Monday, February 22, 2010

Oscillations

"A person who doubts himself is like a man who would enlist in the ranks of his enemies and bear arms against himself." - Alexander Dumas

As I do a short mental inventory (as evidenced by this blog over time), I find that I swing between two extremes: complete confidence in my abilities and a readiness to start at things versus the sense of being completely unable to do anything. I'm sure if I looked a bit closer I could detect a rhythm involved, but regardless there is is.

Why is this? What causes me to oscillate between these two extremes, sometimes to the point where I feel unable to take any action?

Part of it (based on a poem from yesterday's sermon) is that I sometimes confuse what my part is and what God's part is.

The poem (I'll have to see if I can find it) had the lines "I asked God to give me happiness; He replied that He gave blessings and that happiness was my job. I asked God to take away my bad habits; He replied that he had given me the power, but I needed to get rid of them myself."
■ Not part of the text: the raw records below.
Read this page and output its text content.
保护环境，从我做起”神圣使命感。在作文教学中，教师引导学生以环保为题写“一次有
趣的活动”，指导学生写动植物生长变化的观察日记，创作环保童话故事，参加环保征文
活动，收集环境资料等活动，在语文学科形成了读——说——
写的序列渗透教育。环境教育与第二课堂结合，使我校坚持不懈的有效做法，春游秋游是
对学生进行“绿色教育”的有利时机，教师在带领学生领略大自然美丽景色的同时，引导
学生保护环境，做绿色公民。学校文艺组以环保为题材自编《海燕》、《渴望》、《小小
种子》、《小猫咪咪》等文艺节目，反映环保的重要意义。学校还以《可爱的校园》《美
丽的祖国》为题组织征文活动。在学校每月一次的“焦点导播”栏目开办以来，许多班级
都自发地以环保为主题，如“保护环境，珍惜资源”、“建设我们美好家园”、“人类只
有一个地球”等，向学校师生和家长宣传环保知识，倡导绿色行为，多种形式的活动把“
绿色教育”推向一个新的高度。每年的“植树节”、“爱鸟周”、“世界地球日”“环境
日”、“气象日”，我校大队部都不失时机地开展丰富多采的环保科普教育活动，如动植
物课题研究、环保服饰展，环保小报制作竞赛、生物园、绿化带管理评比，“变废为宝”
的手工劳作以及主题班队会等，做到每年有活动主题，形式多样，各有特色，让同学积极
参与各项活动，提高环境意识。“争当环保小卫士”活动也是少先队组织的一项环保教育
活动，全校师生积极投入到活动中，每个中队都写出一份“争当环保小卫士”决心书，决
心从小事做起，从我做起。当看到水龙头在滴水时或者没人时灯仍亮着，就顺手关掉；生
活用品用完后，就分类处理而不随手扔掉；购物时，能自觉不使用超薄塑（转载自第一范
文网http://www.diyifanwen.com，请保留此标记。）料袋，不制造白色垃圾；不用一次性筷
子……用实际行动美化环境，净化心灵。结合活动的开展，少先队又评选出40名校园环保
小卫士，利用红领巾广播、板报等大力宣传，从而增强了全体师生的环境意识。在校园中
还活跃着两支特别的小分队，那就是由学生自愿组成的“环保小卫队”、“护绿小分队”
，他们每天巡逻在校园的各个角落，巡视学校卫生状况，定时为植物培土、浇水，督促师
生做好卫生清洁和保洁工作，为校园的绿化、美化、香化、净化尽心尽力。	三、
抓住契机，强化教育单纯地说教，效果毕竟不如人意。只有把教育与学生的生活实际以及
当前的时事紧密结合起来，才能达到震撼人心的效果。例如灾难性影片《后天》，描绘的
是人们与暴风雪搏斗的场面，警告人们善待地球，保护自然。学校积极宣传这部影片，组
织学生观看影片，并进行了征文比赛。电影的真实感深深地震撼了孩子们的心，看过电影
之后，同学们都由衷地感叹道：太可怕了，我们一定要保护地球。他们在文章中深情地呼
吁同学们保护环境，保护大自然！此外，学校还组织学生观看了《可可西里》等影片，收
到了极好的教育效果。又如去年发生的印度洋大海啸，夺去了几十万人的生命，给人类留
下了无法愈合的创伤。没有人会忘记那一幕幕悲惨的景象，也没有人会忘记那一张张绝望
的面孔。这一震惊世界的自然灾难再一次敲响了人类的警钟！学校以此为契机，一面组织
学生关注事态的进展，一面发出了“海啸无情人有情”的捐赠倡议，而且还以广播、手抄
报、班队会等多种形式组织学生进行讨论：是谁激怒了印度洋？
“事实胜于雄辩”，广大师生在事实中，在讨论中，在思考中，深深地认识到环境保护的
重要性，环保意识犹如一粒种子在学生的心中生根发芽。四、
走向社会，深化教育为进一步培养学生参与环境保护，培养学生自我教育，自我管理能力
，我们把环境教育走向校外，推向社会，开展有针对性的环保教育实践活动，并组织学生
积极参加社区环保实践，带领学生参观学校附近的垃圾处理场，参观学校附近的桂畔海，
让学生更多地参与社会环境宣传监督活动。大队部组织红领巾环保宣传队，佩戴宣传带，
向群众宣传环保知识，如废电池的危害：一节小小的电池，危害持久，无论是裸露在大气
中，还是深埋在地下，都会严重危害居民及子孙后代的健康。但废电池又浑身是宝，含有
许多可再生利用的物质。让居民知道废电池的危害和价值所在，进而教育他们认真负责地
Sometimes I can get so wrapped up in the omnipotence of God that I forget that He is doing works in all His children but like any good father, He expects His children to do their part themselves. One does not learn to walk by always being picked up and lifted across the floor; one stand up, fall down, and repeat to learn the concept of walking.

All the things I want (or need) to do at this point in my life require some effort; they will not just fall into my lap. I have the desire, but desire without commitment equals frustration and depression. The inability to do these things then leads to doubting that one can ever do them, which leads to greater levels of depression and frustration.

How do I begin to combat this? I think I have to start on the (rather silly) level that nothing is ever really easy, but easy is not an indicator of God's pleasure or displeasure. As I posted earlier, if one starts with the concept that the purpose of our lives is To Advance The Kingdom of God, then things start to take their place not by their level of difficulty but by the question of if they advance God's Kingdom; if they do, difficulty is no excuse, if not, ease is no guarantee of lasting success.

If I used this as a metric, how would this control my oscillations?